For most of us, winning three Olympic gold medals, a silver and two bronzes would be enough to induce a lifetime of laurel-sitting and grandchildren-storytelling. Not if you’re Team GB cyclist Bradley Wiggins, who explains how he stays motivated for training as he aims for further glory this summer.
What keeps you motivated when you’re training?
I’m getting ready to compete in the Tour de France and obviously there are the Olympics. These goals keep me motivated to do my job – riding a bike and training. It’s an exciting time to be involved in British cycling and Team Sky.
What’s the biggest sacrifice you have to make due to training?
Spending time with my family. A lot of my training takes place away from home; you can be away for weeks at a time training and then racing. Even if I am at home most days, I’ll be out on my bike for 7-8 hours – it doesn’t leave much time for anything else. Even rest days contribute to your fitness, as that’s when the body adjusts to the training loads. It can be difficult, but cycling is my job.
What’s the most enjoyable aspect of your training?
Riding through amazing scenery by myself – it’s just me and my bike. I am lucky that I get the opportunity to train in some incredible places.
What work do you do in the gym when you’re not on the bike?
I don’t tend to do much work in the gym that’s not bike-related. Maybe some exercises to work on my core muscles, but that’s about it. Core strength is important in cycling, as that backs up the work your legs are doing. It’s crucial to stay lean and not bulk out too much.
What are the best drills for improving speed?
Short intense bursts of speed followed by a short recovery period – say 20 seconds. Keep repeating this, increasing the intensity of the sprints. This gets fast-twitch muscles going – the ones that provide your speed and power.
What are the best exercises for improving leg power?
Nothing compares with hours in the saddle for building up endurance in the legs.
Do you do any mental preparation?
It’s important to stay calm and logical, especially when you feel like things might not be going to plan. That way, you can react quickly. Emotions have to stay out of the race so that you can concentrate and react appropriately in a measured manner.

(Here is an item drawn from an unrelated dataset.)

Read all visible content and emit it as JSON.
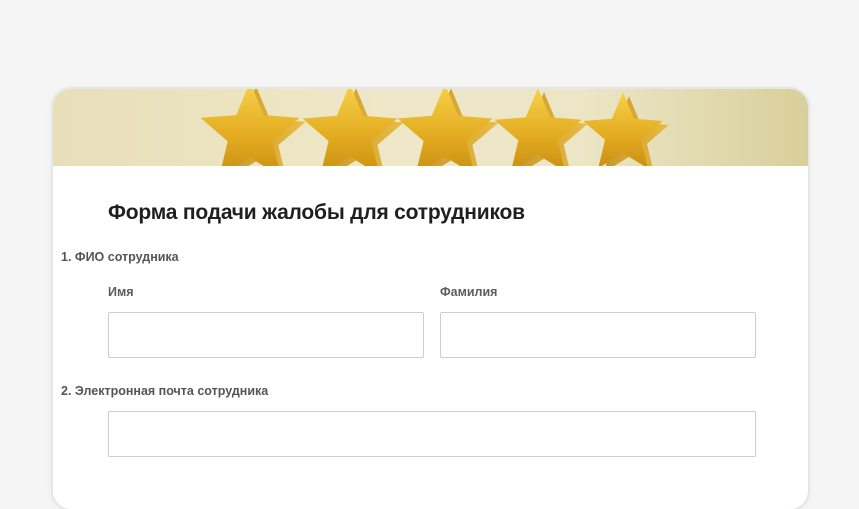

What about music – are there any tracks you like to listen to while you train?
Music is a huge part of my life. I listen to a lot of different types. Mainly it would be bands such as The Who or The Jam when I am training, but there are a lot of new interesting bands coming out, too. It really depends on what mood I’m in.
What about hydration?
I drink a lot of water and sports drinks when I’m training. It’s important to have a recovery shake once you are finished.
Do you have ‘cheat’ days? If so, what do you treat yourself to?
Even over the winter, when you are not racing as much, it is important to be stringent about your diet. I’m aware of not putting on weight so that it’s not so hard when you resume training. Weight is so important in racing that I always have to be conscious about what I eat and drink. It’s my life. But I have a balance between being obsessive and having a couple of days off, and that makes me happy in my work.
How important is what you wear during training?
Comfort is a priority when training. If you are not comfortable, you will be distracted and won’t produce a good ride. Well-fitted, padded clothes are a must.